ADDIS ABABA – The mass killing on Sunday of hundreds of people in western Ethiopia at the same site allegedly by an armed ethnic Oromo group sent shockwaves across the East African country.
The Oromia Regional State Government on Monday accused the Oromo Liberation Front (OLF) – Shene group, an armed group that splintered from the OLF, in the killing of peaceful civilians in the West Wollega region.
The area has been a hotspot of violence since 2018, when Prime Minister Abiy Ahmed took office.
Abiy had invited the OLF to the country in 2019 to engage in peaceful struggle after its long designation as a terror group by the previous government dominated by ethnic minority Tigrayans.
In a statement, the Oromia Regional State vowed to take action against the OLF-Shene.
It said civilians were massacred “in one place” in the west Wollega zone of Oromia regional state and accused the Tigray People’s Liberation Front (TPLF) of conspiring with the OLF-Shene.
Meanwhile, Prime Minister Abiy issued a statement expressing denouncing the massacre that targeted ethnic Amhara people.

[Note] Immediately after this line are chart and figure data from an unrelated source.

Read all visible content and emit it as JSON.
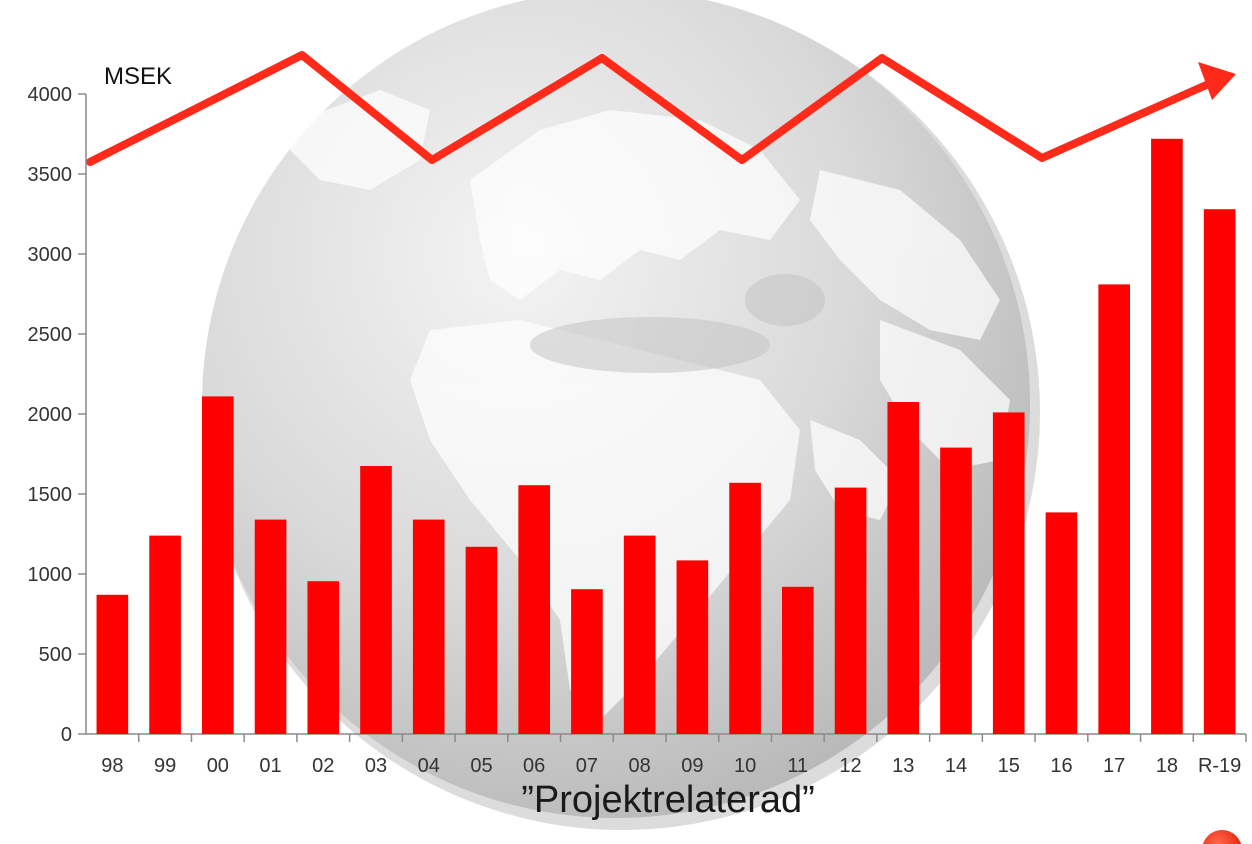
{
  "chart_data": {
    "type": "bar",
    "unit_label": "MSEK",
    "caption": "”Projektrelaterad”",
    "categories": [
      "98",
      "99",
      "00",
      "01",
      "02",
      "03",
      "04",
      "05",
      "06",
      "07",
      "08",
      "09",
      "10",
      "11",
      "12",
      "13",
      "14",
      "15",
      "16",
      "17",
      "18",
      "R-19"
    ],
    "values": [
      870,
      1240,
      2110,
      1340,
      955,
      1675,
      1340,
      1170,
      1555,
      905,
      1240,
      1085,
      1570,
      920,
      1540,
      2075,
      1790,
      2010,
      1385,
      2810,
      3720,
      3280
    ],
    "ylim": [
      0,
      4000
    ],
    "yticks": [
      0,
      500,
      1000,
      1500,
      2000,
      2500,
      3000,
      3500,
      4000
    ],
    "grid": false,
    "bar_color": "#ff0000",
    "trend_arrow_color": "#ff2a1a",
    "background_image": "globe-europe-africa"
  }
}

“Enemies of Ethiopia are using their maximum efforts either to rule the country or ruin it. One of their goals is to bring despair to our people,” Prime Minister Abiy Ahmed said in a Facebook post. “One of their tactics is to arm civilians and carry out barbaric attacks based on identity. (For me) this is heartbreaking.” .

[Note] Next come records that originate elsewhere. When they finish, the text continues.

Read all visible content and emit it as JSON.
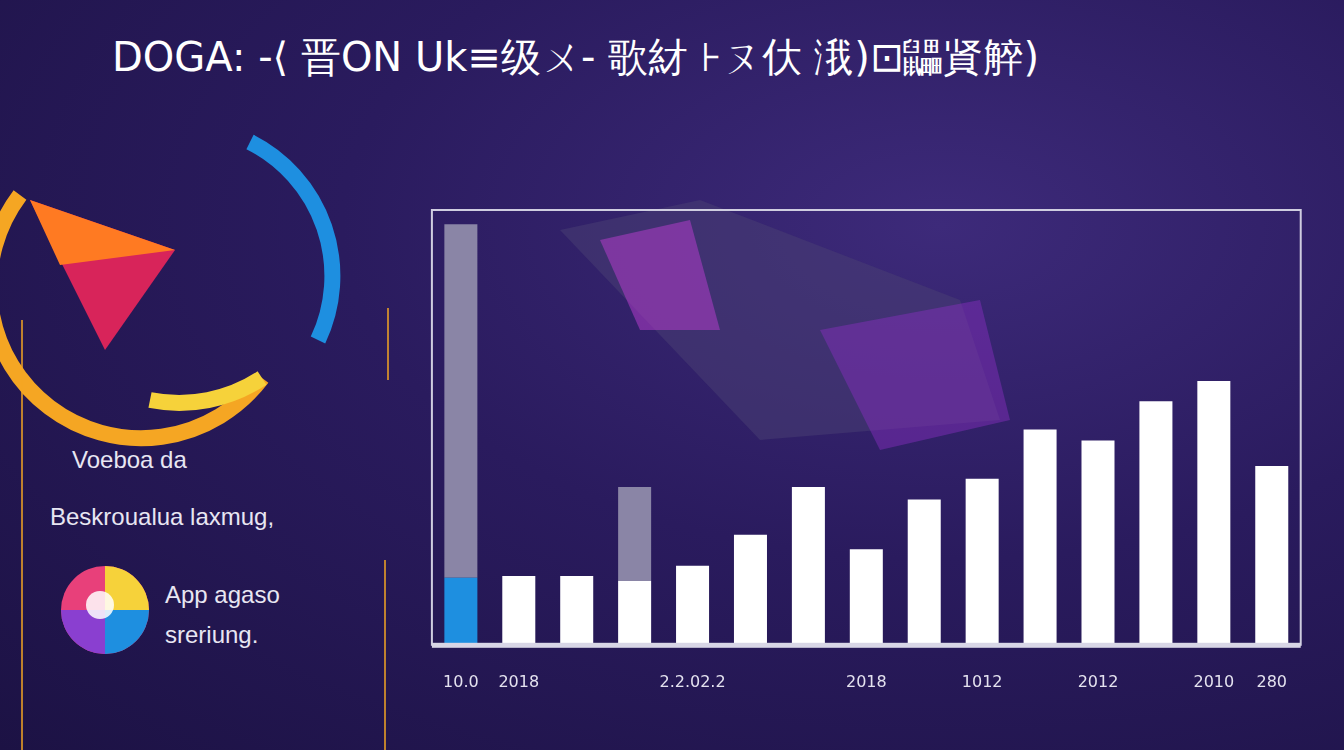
{
  "chart_data": {
    "type": "bar",
    "title": "DOGA: -⟨ 晋ON Uk≡级ㄨ- 歌䊷 ⊦ㄡ㐲 涐)⊡鼺䝨䚝)",
    "annotations": [
      "Voeboa da",
      "Beskroualua laxmug,",
      "App agaso\nsreriung."
    ],
    "categories": [
      "10.0",
      "2018",
      null,
      null,
      "2.2.02.2",
      null,
      null,
      "2018",
      null,
      "1012",
      null,
      "2012",
      null,
      "2010",
      "280"
    ],
    "series": [
      {
        "color": "#1e8fe0",
        "values": [
          15.4,
          null,
          null,
          null,
          null,
          null,
          null,
          null,
          null,
          null,
          null,
          null,
          null,
          null,
          null
        ]
      },
      {
        "color": "#ffffff",
        "values": [
          null,
          15.8,
          15.8,
          14.7,
          18.2,
          25.3,
          36.3,
          22.0,
          33.4,
          38.2,
          49.5,
          47.0,
          56.0,
          60.7,
          41.1
        ]
      },
      {
        "color": "#8a85a6",
        "values": [
          81.3,
          null,
          null,
          21.6,
          null,
          null,
          null,
          null,
          null,
          null,
          null,
          null,
          null,
          null,
          null
        ]
      }
    ],
    "ylim": [
      0,
      100
    ],
    "stacked": true,
    "grid": false,
    "tick_labels": "x"
  }
}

Condemnation of mass killing by human rights groups
Meanwhile, human rights groups have expressed concern why the area was abandoned by federal soldiers just a day after Ethiopian Defense Forces troops withdrew from the area unexpectedly and without explanation. Witnesses said dozens of men, women and children were killed, property looted and what the militants could not carry away, they set on fire.

“This senseless attack is the latest in a series of killings in the country in which members of ethnic minorities have been deliberately targeted. The fact that this horrendous incident occurred shortly after government troops abruptly withdrew from the area in unexplained circumstances raises questions that must be answered,” said Deprose Muchena, Amnesty International’s Regional Director for East and Southern Africa.
“The Ethiopian authorities must investigate what happened and prosecute those responsible for the attack through fair trials.”